Professor Hyung Joon Cha on Bone Regeneration Enhanced by Use of Mussel Adhesive Proteins
POSTECH Department of Chemical Engineering Professor Hyung Joon Cha and his team’s research on bone graft material binder technology was published in the Journal of Materials Chemistry B. Mussels stick to rocks because its protein has strong adhesive properties. This protein has been used as a binder for bodily wounds and surgery. An engineered mussel glue protein, a promising functional binder for the acceleration of bone substitute-assisted bone regeneration, has been developed by the joint research team of POSTECH and Korea University Anam Hospital, which can be used in teeth implants.
The research team consisting of Professor Hyung Joon Cha in the Department of Chemical Engineering at POSTECH, Professor Sang Ho Jun at Anam Hospital, and Bong-Hyuk Choi who is a postdoctoral researcher in Professor Cha’s research group. The team paid attention to the adhesive protein of mussels that maintained its adhesion in water to develop the binder. They identified that the binder not only prevented the heterologous bone graft materials to move from the grafted place, but also substantially helped bone formation.
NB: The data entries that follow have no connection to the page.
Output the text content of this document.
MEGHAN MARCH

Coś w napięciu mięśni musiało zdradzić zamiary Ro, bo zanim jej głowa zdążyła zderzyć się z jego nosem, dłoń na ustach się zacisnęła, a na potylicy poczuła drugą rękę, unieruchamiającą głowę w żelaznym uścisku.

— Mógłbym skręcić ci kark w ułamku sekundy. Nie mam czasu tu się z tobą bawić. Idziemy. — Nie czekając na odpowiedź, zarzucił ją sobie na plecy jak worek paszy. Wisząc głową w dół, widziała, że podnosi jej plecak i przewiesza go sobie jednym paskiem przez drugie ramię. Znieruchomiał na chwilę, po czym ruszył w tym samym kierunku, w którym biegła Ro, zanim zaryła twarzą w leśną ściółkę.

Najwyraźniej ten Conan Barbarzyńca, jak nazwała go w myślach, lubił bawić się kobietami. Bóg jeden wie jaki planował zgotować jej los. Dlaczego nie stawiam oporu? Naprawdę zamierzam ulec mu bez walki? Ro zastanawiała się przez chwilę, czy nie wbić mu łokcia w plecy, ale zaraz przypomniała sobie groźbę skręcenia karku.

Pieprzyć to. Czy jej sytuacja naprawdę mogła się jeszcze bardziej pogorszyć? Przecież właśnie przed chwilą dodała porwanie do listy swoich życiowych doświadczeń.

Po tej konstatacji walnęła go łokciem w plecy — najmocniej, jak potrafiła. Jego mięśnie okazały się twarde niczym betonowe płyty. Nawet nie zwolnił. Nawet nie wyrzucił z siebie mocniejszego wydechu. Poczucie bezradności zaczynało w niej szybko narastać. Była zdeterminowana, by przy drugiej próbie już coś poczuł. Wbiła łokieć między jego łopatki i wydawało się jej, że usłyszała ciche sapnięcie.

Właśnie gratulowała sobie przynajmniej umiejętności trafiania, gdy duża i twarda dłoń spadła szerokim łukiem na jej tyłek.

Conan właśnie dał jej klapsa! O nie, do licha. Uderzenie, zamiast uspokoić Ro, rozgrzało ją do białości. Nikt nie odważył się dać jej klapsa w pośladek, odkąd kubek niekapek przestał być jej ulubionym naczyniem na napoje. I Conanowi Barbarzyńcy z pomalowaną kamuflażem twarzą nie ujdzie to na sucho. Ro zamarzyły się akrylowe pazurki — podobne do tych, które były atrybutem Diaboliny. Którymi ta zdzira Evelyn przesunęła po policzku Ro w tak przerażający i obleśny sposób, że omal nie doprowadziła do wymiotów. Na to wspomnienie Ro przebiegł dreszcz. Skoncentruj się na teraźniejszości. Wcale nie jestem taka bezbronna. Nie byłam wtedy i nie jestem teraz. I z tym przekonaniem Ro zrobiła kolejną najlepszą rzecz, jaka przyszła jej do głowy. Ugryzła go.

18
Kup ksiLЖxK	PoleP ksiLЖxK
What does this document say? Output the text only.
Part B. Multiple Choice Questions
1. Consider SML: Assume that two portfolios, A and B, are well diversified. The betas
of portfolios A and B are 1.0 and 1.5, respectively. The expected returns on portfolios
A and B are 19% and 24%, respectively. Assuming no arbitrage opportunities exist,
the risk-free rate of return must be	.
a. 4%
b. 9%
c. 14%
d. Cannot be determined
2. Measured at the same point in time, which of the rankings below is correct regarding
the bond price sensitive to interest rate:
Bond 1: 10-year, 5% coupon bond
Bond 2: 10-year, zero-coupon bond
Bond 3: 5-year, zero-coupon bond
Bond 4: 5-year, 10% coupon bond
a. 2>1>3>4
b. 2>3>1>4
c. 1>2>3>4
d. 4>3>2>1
It was possible to produce adhesive proteins from mussels in small quantities, but Professor Cha’s team has opened the way to the mass production of molecular biotechnology. A dental company that specializes in dental material is studying the team’s findings for commercialization.
The team plans to conduct a follow-up study of utilizing stem cells and growth factors with the adhesive proteins of mussels to restore bones that could treat patients who have facial bone defects.
This research was carried forward by the Ministry of Oceans and Fisheries and supported by the Marine Biotech Supporting Centre under the Korea Institute of Marine Science & Technology Promotion (KIMST).